Na quarta-feira, o Gauguin e a Colette fugiram. Não fugiram: partiram à aventura e já não conseguiram voltar. Arranjaram maneira de se evadir do pomar - sabe-se lá como -, atravessaram o enorme silvado em que eu deixei que se transformasse a mata e ficaram retidos lá em cima, nos pastos que agora são do Galão, entre arames farpados e muros de pedra esborralhada. Problema: quando chegámos a casa, já era de noite. Se fosse noite de mau tempo, teria sido ainda pior, mas mesmo assim eu chamava-os cá de baixo, assobiando até se me acabar o fôlego, e eles devolviam lá de cima ganidos desesperados - sobretudo a Colette.
Convenci-me de que estavam feridos e alarmei-me. Os cães do Artur. Os cães que serão da Salomé. De maneira que me atirei à anarquia em que os jardineiros vão deixando a garagem - que saudades do Chico -, à procura da lanterna para me orientar na noite e da foice para perfurar o silvado. Não encontrei nenhuma. Voltei para cima, a ver se ao menos a lanterna dava sinal de vida, mas virei a casa do avesso, e nada. De vez em quando vinha à rua, assobiava e lá me ganiam eles, numa agonia. A Marta chorava. O Artur chorava. Liguei ao Chico: já não tem lanterna. Liguei ao gerente do Guarita, mas as caixas já estavam fechadas. Fui à mercearia, perguntei ao Fábio e aos próprios clientes. "Um fox!", facilitei, "ninguém tem um fox?!" Nada. Até os bombeiros me mandaram pastar.

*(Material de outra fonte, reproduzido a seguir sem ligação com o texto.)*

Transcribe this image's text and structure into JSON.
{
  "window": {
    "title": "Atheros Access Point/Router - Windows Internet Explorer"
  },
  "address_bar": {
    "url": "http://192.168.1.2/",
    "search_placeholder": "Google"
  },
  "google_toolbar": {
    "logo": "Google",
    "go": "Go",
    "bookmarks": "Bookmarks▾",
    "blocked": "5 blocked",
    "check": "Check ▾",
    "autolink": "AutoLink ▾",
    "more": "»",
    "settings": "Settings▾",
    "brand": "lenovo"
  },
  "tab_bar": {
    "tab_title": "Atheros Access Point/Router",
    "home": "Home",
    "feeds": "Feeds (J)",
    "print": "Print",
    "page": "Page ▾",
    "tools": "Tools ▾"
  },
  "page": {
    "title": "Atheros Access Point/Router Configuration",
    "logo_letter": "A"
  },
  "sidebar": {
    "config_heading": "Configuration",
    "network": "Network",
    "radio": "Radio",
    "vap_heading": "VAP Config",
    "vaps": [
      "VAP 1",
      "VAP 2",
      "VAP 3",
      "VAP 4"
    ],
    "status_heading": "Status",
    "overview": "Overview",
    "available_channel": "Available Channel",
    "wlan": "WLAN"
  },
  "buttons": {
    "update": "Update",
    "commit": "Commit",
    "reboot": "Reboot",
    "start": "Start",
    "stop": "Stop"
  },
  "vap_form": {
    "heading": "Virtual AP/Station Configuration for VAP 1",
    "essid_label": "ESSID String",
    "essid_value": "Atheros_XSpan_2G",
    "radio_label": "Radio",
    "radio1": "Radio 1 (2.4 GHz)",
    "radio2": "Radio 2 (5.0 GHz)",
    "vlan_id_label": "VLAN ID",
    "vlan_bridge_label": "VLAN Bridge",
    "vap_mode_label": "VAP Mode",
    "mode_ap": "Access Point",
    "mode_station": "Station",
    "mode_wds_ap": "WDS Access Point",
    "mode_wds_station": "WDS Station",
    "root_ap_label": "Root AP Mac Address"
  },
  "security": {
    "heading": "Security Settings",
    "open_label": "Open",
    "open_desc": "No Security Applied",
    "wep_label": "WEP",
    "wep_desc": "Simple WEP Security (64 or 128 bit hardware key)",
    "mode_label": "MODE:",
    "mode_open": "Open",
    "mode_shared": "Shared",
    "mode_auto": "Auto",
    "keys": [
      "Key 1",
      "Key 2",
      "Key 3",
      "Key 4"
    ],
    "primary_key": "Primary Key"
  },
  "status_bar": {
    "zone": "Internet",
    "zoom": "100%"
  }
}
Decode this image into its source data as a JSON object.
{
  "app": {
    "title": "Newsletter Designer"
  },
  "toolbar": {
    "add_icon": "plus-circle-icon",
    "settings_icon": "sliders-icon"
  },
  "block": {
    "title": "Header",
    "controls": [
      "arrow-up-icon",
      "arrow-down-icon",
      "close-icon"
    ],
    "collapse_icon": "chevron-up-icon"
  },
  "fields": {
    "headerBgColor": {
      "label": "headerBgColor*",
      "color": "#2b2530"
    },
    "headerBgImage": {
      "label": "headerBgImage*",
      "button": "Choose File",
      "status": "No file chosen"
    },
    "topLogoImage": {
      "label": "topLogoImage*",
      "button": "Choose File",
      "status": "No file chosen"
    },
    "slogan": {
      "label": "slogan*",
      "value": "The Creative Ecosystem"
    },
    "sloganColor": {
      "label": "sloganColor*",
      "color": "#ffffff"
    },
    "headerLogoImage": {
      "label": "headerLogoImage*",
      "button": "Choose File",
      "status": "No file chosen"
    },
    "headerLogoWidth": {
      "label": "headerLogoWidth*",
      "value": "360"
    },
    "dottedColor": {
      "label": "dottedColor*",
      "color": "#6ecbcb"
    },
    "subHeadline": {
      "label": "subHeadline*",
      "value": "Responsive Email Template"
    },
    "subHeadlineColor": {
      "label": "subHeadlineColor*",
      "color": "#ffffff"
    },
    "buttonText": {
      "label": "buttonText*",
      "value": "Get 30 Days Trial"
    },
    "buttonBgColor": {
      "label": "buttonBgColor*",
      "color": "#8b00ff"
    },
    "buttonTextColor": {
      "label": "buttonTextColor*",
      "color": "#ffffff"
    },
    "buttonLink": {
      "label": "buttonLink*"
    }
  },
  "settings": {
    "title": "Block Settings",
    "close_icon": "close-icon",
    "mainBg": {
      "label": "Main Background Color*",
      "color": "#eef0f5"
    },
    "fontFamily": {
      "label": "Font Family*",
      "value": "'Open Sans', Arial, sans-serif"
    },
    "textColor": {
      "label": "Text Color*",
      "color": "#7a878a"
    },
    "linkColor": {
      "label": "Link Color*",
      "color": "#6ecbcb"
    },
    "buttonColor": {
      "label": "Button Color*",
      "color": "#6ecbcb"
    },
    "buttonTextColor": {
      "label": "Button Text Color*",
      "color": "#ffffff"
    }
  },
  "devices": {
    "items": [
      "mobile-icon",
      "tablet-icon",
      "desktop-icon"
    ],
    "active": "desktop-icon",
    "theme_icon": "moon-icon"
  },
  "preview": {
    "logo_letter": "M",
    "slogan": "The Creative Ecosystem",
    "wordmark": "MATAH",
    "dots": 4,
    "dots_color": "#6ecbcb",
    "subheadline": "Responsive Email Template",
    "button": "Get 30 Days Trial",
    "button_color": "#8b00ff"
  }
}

Salvaram-me os novos rapazes da Junta, presidente e ajudantes, que foram pedir uma lanterna a um amigo, e que chegaram quando eu próprio já tinha arranjado outras duas, porque o gerente do Guarita se condoeu. Afinal não conseguimos atravessar o silvado, mas subimos à Canada da Quinta, descemos aos pastos e acabámos por resgatar os bichos (ilesos). Entretanto, fiquei a pensar neste tempo em que já nem o Chico - o Chico, imagine-se - tem uma lanterna. Usa o telemóvel para as pequenas coisas e já não está preparado para as maiores. Nem o Chico, nem ninguém. Nem eu. E, aliás, das lanternas que arranjámos, nenhuma era (digamos) de socorro: uma era de um caçador, outra de um guia turístico e as minhas eram para vender à malta das corridas. Parece que estamos a esquecer-nos de que podemos ter de sobreviver, nesta terra de sismos, tempestades e maremotos. Por outro lado, estamos cada vez mais preparados para o ócio.
No dia seguinte fui pagar as lanternas, já penduradas atrás da porta, e daí dei um salto à Unicol, a comprar uma nova foice também. Aproveitei e trouxe uma machadinha para a lenha. Cheguei a casa e mostrei tudo ao Artur. Disse-lhe como se chamava cada coisa e expliquei para que serviam. Há-de aprender a usá-las, ele e a Salomé, e isso vai distingui-los dos miúdos da idade deles.